Bad Company
by Robert Horton
The Crop Duster
About a decade ago the early 1970s were officially enshrined as the last golden age of Hollywood, especially (probably not coincidentally) by the filmmakers and critics who came of age during that time. This view has some nostalgia attached to it, and at times it distracts people from appreciating some of the important work being done right here, right now.
But an awful lot of good movies came out of that epoch, including smaller movies that — even at the time — were overlooked in the tide of Godfather s and Chinatown s. Here is an absolute gem: Bad Company , from 1972, the directing debut of Robert Benton. Written with Benton’s longtime writing partner and Bonnie and Clyde co-scribe, David Newman, Bad Company is the kind of Western that people were making at the time: revisionist, ironic, modern. Strangely enough, this particular revisionist Western is also full of its own beauty.
There’s not a lot of story. The time is the Civil War, and the hero is young Drew Dixon, an Ohio lad, played by Barry Brown. Hustled from home with his parents’ help ("When you get to a town," mother advises, "you seek out the Methodist Church"), he is fleeing from conscription in the Union Army by heading west. (So many Westerns from this era were really about the Vietnam War, and draft evasion was a potent issue at the time.) Hoping to hook up with a wagon train in Missouri, Drew lands instead in the company — bad company it is, too — of a group of scalawags, "hand-picked for gumption." They are led by the scruffy Jake Ramsey, played by Jeff Bridges.
This gang of self-styled outlaws heads west, and stumbles into one miserable situation after another.

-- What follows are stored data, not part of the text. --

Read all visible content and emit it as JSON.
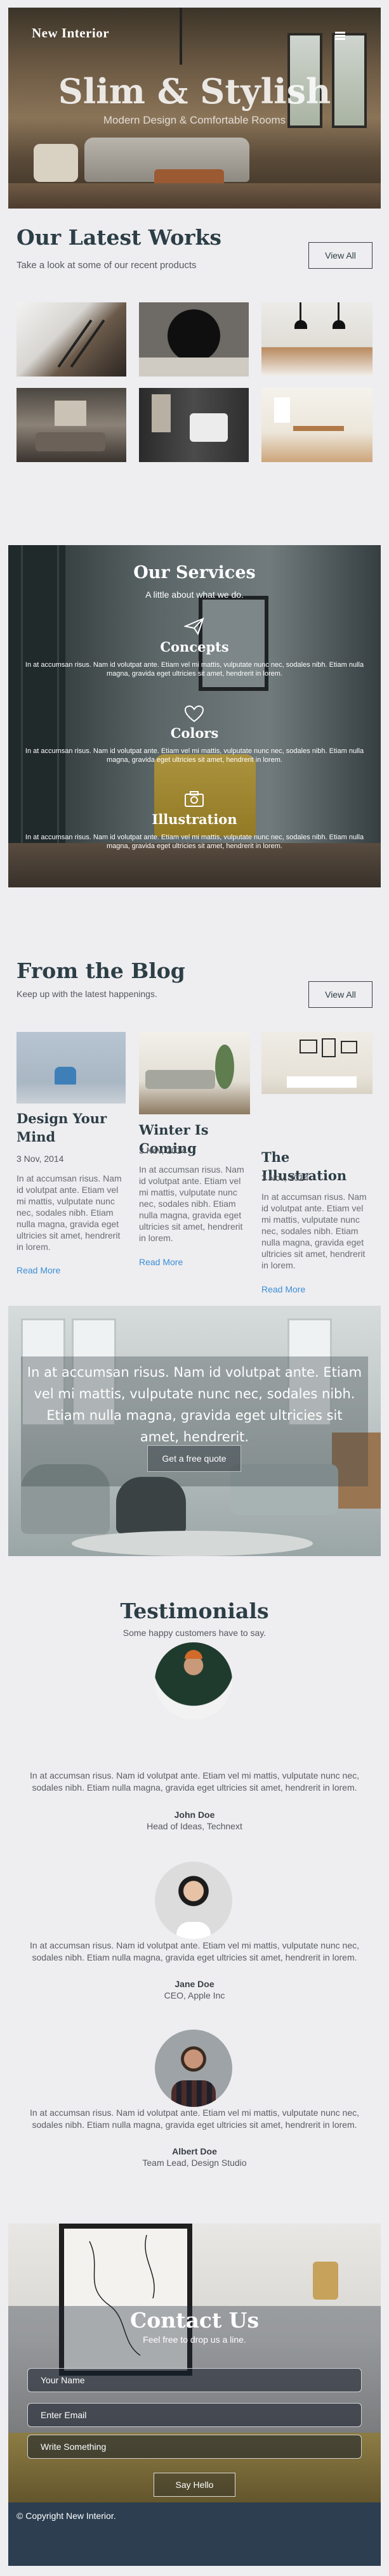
{
  "header": {
    "brand": "New Interior",
    "menu_icon": "hamburger-menu-icon"
  },
  "hero": {
    "title": "Slim & Stylish",
    "subtitle": "Modern Design & Comfortable Rooms"
  },
  "works": {
    "title": "Our Latest Works",
    "subtitle": "Take a look at some of our recent products",
    "button_label": "View All"
  },
  "services": {
    "title": "Our Services",
    "subtitle": "A little about what we do.",
    "items": [
      {
        "icon": "paper-plane-icon",
        "title": "Concepts",
        "text": "In at accumsan risus. Nam id volutpat ante. Etiam vel mi mattis, vulputate nunc nec, sodales nibh. Etiam nulla magna, gravida eget ultricies sit amet, hendrerit in lorem."
      },
      {
        "icon": "heart-icon",
        "title": "Colors",
        "text": "In at accumsan risus. Nam id volutpat ante. Etiam vel mi mattis, vulputate nunc nec, sodales nibh. Etiam nulla magna, gravida eget ultricies sit amet, hendrerit in lorem."
      },
      {
        "icon": "camera-icon",
        "title": "Illustration",
        "text": "In at accumsan risus. Nam id volutpat ante. Etiam vel mi mattis, vulputate nunc nec, sodales nibh. Etiam nulla magna, gravida eget ultricies sit amet, hendrerit in lorem."
      }
    ]
  },
  "blog": {
    "title": "From the Blog",
    "subtitle": "Keep up with the latest happenings.",
    "button_label": "View All",
    "posts": [
      {
        "title": "Design Your Mind",
        "date": "3 Nov, 2014",
        "text": "In at accumsan risus. Nam id volutpat ante. Etiam vel mi mattis, vulputate nunc nec, sodales nibh. Etiam nulla magna, gravida eget ultricies sit amet, hendrerit in lorem.",
        "link": "Read More"
      },
      {
        "title": "Winter Is Coming",
        "date": "3 Nov, 2014",
        "text": "In at accumsan risus. Nam id volutpat ante. Etiam vel mi mattis, vulputate nunc nec, sodales nibh. Etiam nulla magna, gravida eget ultricies sit amet, hendrerit in lorem.",
        "link": "Read More"
      },
      {
        "title": "The Illustration",
        "date": "3 Nov, 2014",
        "text": "In at accumsan risus. Nam id volutpat ante. Etiam vel mi mattis, vulputate nunc nec, sodales nibh. Etiam nulla magna, gravida eget ultricies sit amet, hendrerit in lorem.",
        "link": "Read More"
      }
    ]
  },
  "cta": {
    "text": "In at accumsan risus. Nam id volutpat ante. Etiam vel mi mattis, vulputate nunc nec, sodales nibh. Etiam nulla magna, gravida eget ultricies sit amet, hendrerit.",
    "button_label": "Get a free quote"
  },
  "testimonials": {
    "title": "Testimonials",
    "subtitle": "Some happy customers have to say.",
    "items": [
      {
        "quote": "In at accumsan risus. Nam id volutpat ante. Etiam vel mi mattis, vulputate nunc nec, sodales nibh. Etiam nulla magna, gravida eget ultricies sit amet, hendrerit in lorem.",
        "name": "John Doe",
        "role": "Head of Ideas, Technext"
      },
      {
        "quote": "In at accumsan risus. Nam id volutpat ante. Etiam vel mi mattis, vulputate nunc nec, sodales nibh. Etiam nulla magna, gravida eget ultricies sit amet, hendrerit in lorem.",
        "name": "Jane Doe",
        "role": "CEO, Apple Inc"
      },
      {
        "quote": "In at accumsan risus. Nam id volutpat ante. Etiam vel mi mattis, vulputate nunc nec, sodales nibh. Etiam nulla magna, gravida eget ultricies sit amet, hendrerit in lorem.",
        "name": "Albert Doe",
        "role": "Team Lead, Design Studio"
      }
    ]
  },
  "contact": {
    "title": "Contact Us",
    "subtitle": "Feel free to drop us a line.",
    "name_placeholder": "Your Name",
    "email_placeholder": "Enter Email",
    "message_placeholder": "Write Something",
    "button_label": "Say Hello"
  },
  "footer": {
    "copyright": "© Copyright New Interior."
  },
  "colors": {
    "page_bg": "#eeedf0",
    "heading": "#2c3e46",
    "link": "#3a8fd6",
    "footer_bg": "#2c3e50"
  }
}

Most of the film is comically curved around the ineptitude of these supposedly bad hombres, but despite the humor Bad Company does conform to a particular vibe of the era; its de-romanticizing of the Old West is shot through with bracing shock tactics. For instance, a boy runs to an isolated farmhouse to steal a pie from the window sill; all is high spirits as the chickens scatter and he dashes towards safety. It’s plenty funny until, without having been prepared in any way for it, the top of his blond head comes bloodily apart, taken by the discharge from the farmer’s unseen shotgun.